Legislative Update 2010

 As the legislature in Albany and the New York City Council are in full swing,  legislation of every type is being proposed, debated, and considered. As one  might expect, the budget is front and center in these recessionary times, but  housing-related bills—both those specifically targeting condos and co-ops and those dealing with  multifamily housing—are also a hot topic, as always. Keeping up with pending legislation and court  cases can be a lot of work, but it’s incumbent upon boards and managing agents to stay abreast of changes in the  law in order to administer their building communities.  

 Up in Albany

 In the state Assembly, bills dealing with housing usually go through the Housing  Committee, but often go through others, such as the Ways and Means, Judiciary  and Government Operations committees.  

 Large numbers of housing-related bills are introduced in Albany every year.  Melissa Mansfield, spokeswoman for Assembly Speaker Sheldon Silver, provided us  with a list of 18 current bills dealing with housing cooperatives. They range  from Assembly Bill A03553, which would require co-op boards to act on  applications from prospective buyers within 45 days, to A00871, which would  create a separate part in Housing Court to deal with condos and co-ops; to  A01211, a version of the controversial “written rejection bill” that would require co-op boards to give applicants reasons in writing for why  their application is rejected; to A08636, which would provide an income tax  deduction for “monies deposited into a house, townhouse, condominium or unit in a cooperative  housing corporation account.”  

 One bill, A05252, relating to provisions dealing with the conversion of rental  buildings to condos or co-ops, seems somewhat pre-recession in its thinking;  nowadays, it’s often the other way around. Also, some bills deal mainly with specific  locations, such as the city of Yonkers, or specific classes of people, such as  seniors.  

 Among the key players in the Assembly as far as housing is concerned, by the  way, are, of course, Speaker Silver and Housing Chair Vito Lopez. In addition  to these two, Assemblywoman Linda Rosenthal chairs the subcommittee on  Mitchell-Lama, and Assemblyman Marc Alessi has been active on bills to protect  mobile home park tenants. Assemblymen Keith Wright and Jonathan Bing previously  chaired the subcommittee on Mitchell-Lama.  

 Housing-related language figures largely in the Assembly’s 2010-11 budget proposal. Most of the material has little relation to co-ops or  condos. However, one of the items that is proposed is the “elimination of the foreclosure prevention program,” a measure some feel may be rather unpopular with many people throughout the  state.  

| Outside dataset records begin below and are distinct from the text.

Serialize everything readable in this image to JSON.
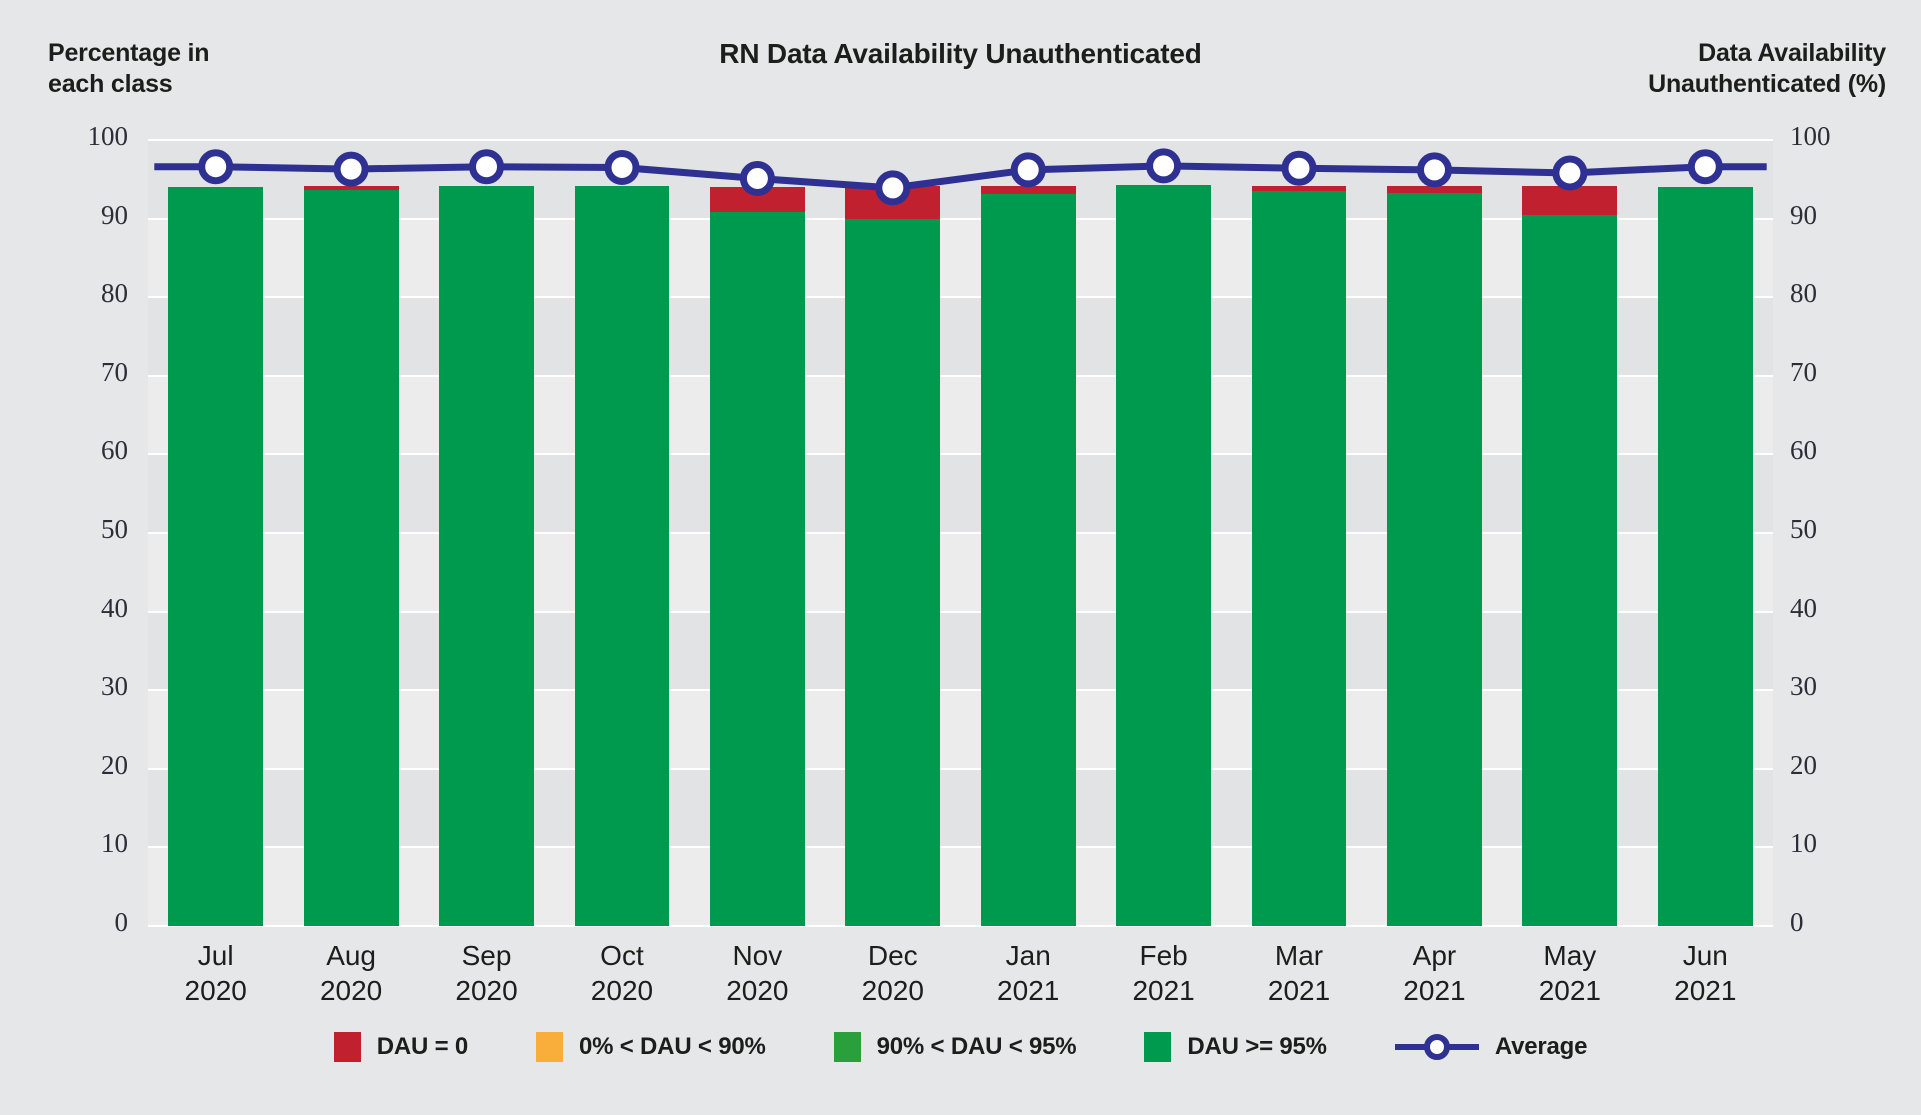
{
  "chart_title": "RN Data Availability Unauthenticated",
  "left_axis_caption_line1": "Percentage in",
  "left_axis_caption_line2": "each class",
  "right_axis_caption_line1": "Data Availability",
  "right_axis_caption_line2": "Unauthenticated (%)",
  "colors": {
    "background": "#e6e7e8",
    "band_light": "#ececec",
    "band_dark": "#e2e3e5",
    "gridline": "#ffffff",
    "dau_zero": "#c1212f",
    "dau_lt90": "#f9ae3b",
    "dau_90_95": "#2aa03c",
    "dau_ge95": "#009a4e",
    "average_line": "#2e3192",
    "marker_fill": "#ffffff",
    "text": "#1d1d1b"
  },
  "chart_data": {
    "type": "bar",
    "title": "RN Data Availability Unauthenticated",
    "xlabel": "",
    "ylabel": "Percentage in each class",
    "y2label": "Data Availability Unauthenticated (%)",
    "ylim": [
      0,
      100
    ],
    "y2lim": [
      0,
      100
    ],
    "ytick_labels": [
      "100",
      "90",
      "80",
      "70",
      "60",
      "50",
      "40",
      "30",
      "20",
      "10",
      "0"
    ],
    "ytick_values": [
      100,
      90,
      80,
      70,
      60,
      50,
      40,
      30,
      20,
      10,
      0
    ],
    "y2tick_labels": [
      "100",
      "90",
      "80",
      "70",
      "60",
      "50",
      "40",
      "30",
      "20",
      "10",
      "0"
    ],
    "grid": true,
    "legend_position": "bottom",
    "stacked": true,
    "categories": [
      "Jul 2020",
      "Aug 2020",
      "Sep 2020",
      "Oct 2020",
      "Nov 2020",
      "Dec 2020",
      "Jan 2021",
      "Feb 2021",
      "Mar 2021",
      "Apr 2021",
      "May 2021",
      "Jun 2021"
    ],
    "category_months": [
      "Jul",
      "Aug",
      "Sep",
      "Oct",
      "Nov",
      "Dec",
      "Jan",
      "Feb",
      "Mar",
      "Apr",
      "May",
      "Jun"
    ],
    "category_years": [
      "2020",
      "2020",
      "2020",
      "2020",
      "2020",
      "2020",
      "2021",
      "2021",
      "2021",
      "2021",
      "2021",
      "2021"
    ],
    "series": [
      {
        "name": "DAU >= 95%",
        "color": "#009a4e",
        "values": [
          94.0,
          93.6,
          94.1,
          94.1,
          90.9,
          90.0,
          93.1,
          94.3,
          93.5,
          93.2,
          90.4,
          94.0
        ]
      },
      {
        "name": "90% < DAU < 95%",
        "color": "#2aa03c",
        "values": [
          0.0,
          0.0,
          0.0,
          0.0,
          0.0,
          0.0,
          0.0,
          0.0,
          0.0,
          0.0,
          0.0,
          0.0
        ]
      },
      {
        "name": "0% < DAU < 90%",
        "color": "#f9ae3b",
        "values": [
          0.0,
          0.0,
          0.0,
          0.0,
          0.0,
          0.0,
          0.0,
          0.0,
          0.0,
          0.0,
          0.0,
          0.0
        ]
      },
      {
        "name": "DAU = 0",
        "color": "#c1212f",
        "values": [
          0.0,
          0.5,
          0.0,
          0.0,
          3.1,
          4.1,
          1.0,
          0.0,
          0.7,
          1.0,
          3.7,
          0.0
        ]
      }
    ],
    "average_series": {
      "name": "Average",
      "color": "#2e3192",
      "marker": "circle-open",
      "values": [
        96.6,
        96.3,
        96.6,
        96.5,
        95.1,
        93.9,
        96.2,
        96.7,
        96.4,
        96.2,
        95.8,
        96.6
      ]
    }
  },
  "legend": [
    {
      "label": "DAU = 0",
      "color": "#c1212f",
      "kind": "swatch"
    },
    {
      "label": "0% < DAU < 90%",
      "color": "#f9ae3b",
      "kind": "swatch"
    },
    {
      "label": "90% < DAU < 95%",
      "color": "#2aa03c",
      "kind": "swatch"
    },
    {
      "label": "DAU >= 95%",
      "color": "#009a4e",
      "kind": "swatch"
    },
    {
      "label": "Average",
      "color": "#2e3192",
      "kind": "line-marker"
    }
  ]
}
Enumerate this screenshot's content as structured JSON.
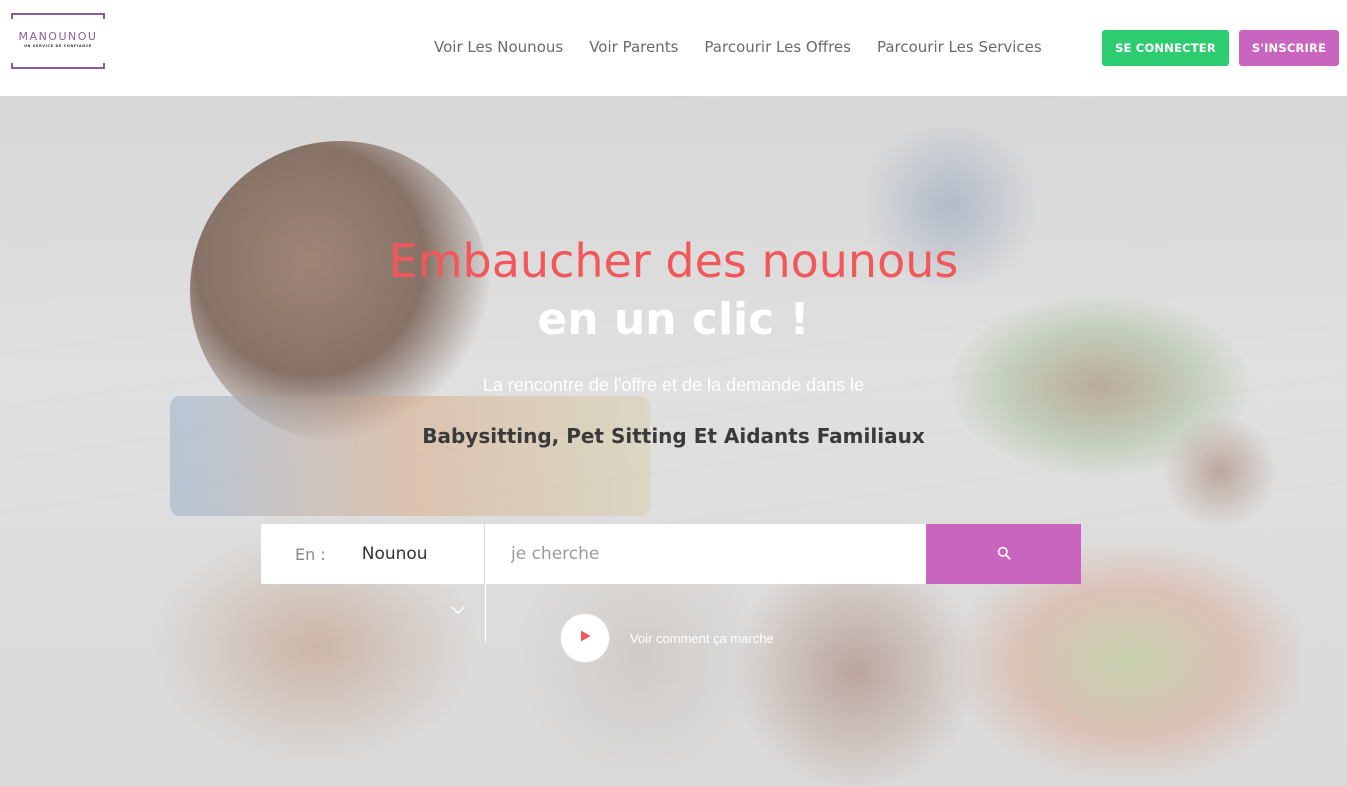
{
  "logo": {
    "brand": "MANOUNOU",
    "tagline": "UN SERVICE DE CONFIANCE"
  },
  "nav": {
    "items": [
      {
        "label": "Voir Les Nounous"
      },
      {
        "label": "Voir Parents"
      },
      {
        "label": "Parcourir Les Offres"
      },
      {
        "label": "Parcourir Les Services"
      }
    ],
    "login_label": "SE CONNECTER",
    "signup_label": "S'INSCRIRE"
  },
  "hero": {
    "headline_1": "Embaucher des nounous",
    "headline_2": "en un clic !",
    "subtitle": "La rencontre de l'offre et de la demande dans le",
    "services": "Babysitting, Pet Sitting Et Aidants Familiaux"
  },
  "search": {
    "category_label": "En :",
    "category_value": "Nounou",
    "placeholder": "je cherche",
    "button_icon": "search-icon"
  },
  "video": {
    "label": "Voir comment ça marche",
    "icon": "play-icon"
  },
  "colors": {
    "accent_red": "#f2575a",
    "brand_purple": "#8e5b9e",
    "signup_pink": "#c965bf",
    "login_green": "#2ecc71"
  }
}
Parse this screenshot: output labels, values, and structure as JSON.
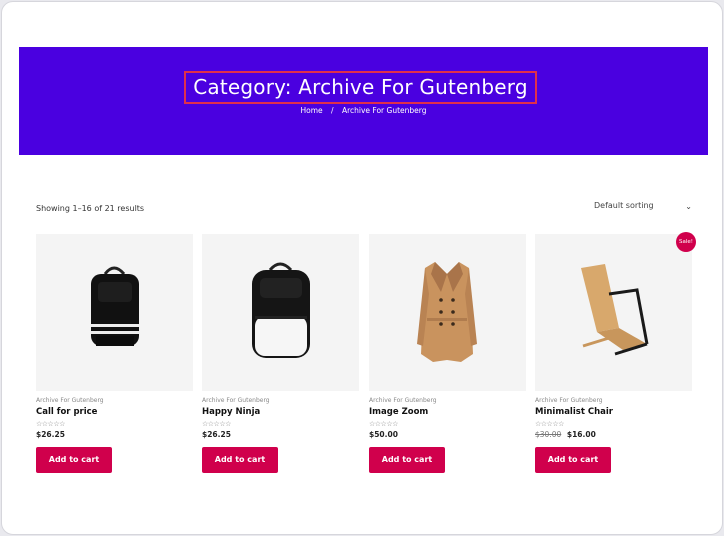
{
  "hero": {
    "title": "Category: Archive For Gutenberg",
    "breadcrumb": {
      "home": "Home",
      "separator": "/",
      "current": "Archive For Gutenberg"
    }
  },
  "toolbar": {
    "result_count": "Showing 1–16 of 21 results",
    "sorting": "Default sorting"
  },
  "colors": {
    "hero_bg": "#4a00e0",
    "accent": "#d0004c"
  },
  "products": [
    {
      "category": "Archive For Gutenberg",
      "name": "Call for price",
      "rating": "☆☆☆☆☆",
      "price": "$26.25",
      "button": "Add to cart"
    },
    {
      "category": "Archive For Gutenberg",
      "name": "Happy Ninja",
      "rating": "☆☆☆☆☆",
      "price": "$26.25",
      "button": "Add to cart"
    },
    {
      "category": "Archive For Gutenberg",
      "name": "Image Zoom",
      "rating": "☆☆☆☆☆",
      "price": "$50.00",
      "button": "Add to cart"
    },
    {
      "category": "Archive For Gutenberg",
      "name": "Minimalist Chair",
      "rating": "☆☆☆☆☆",
      "old_price": "$30.00",
      "price": "$16.00",
      "badge": "Sale!",
      "button": "Add to cart"
    }
  ]
}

 Another idea that has been talked about for quite some time is that of a condo  or co-op owners’ “Bill of Rights.” Assemblyman Lopez has introduced such a bill A04946, and the bill has also been  introduced in the state Senate under the title S05088. While these measures  have a certain amount of support, many in co-op/condo organizations disagree,  arguing that condos and co-ops are regulated by their own bylaws, that each  building’s bylaws are different, and that these bylaws often change, making overarching  regulation impractical and unenforceable.  

 The City Council

 According to Anthony Hogrebe, spokesman for City Council Speaker Christine  Quinn, recent legislation that has gone through the Council’s Housing and Buildings Committee includes a package of legislation governing  building demolition, and a bill that helps incentivize owners of stalled  construction sites to prevent them from falling into disrepair.  

 The latter, which has been covered in the past by The Cooperator, definitely  applies to new condos, since so many stalled construction projects are condo  buildings.  

 Still, a search of the City Council’s website for “housing” doesn’t reveal that many bills dealing with condos and co-ops. One, resolution  0009-2010, recommends a new “Mitchell Lama-type program” to construct buildings on vacant lots, but doesn’t specify whether these buildings would be rentals, co-ops or condos.  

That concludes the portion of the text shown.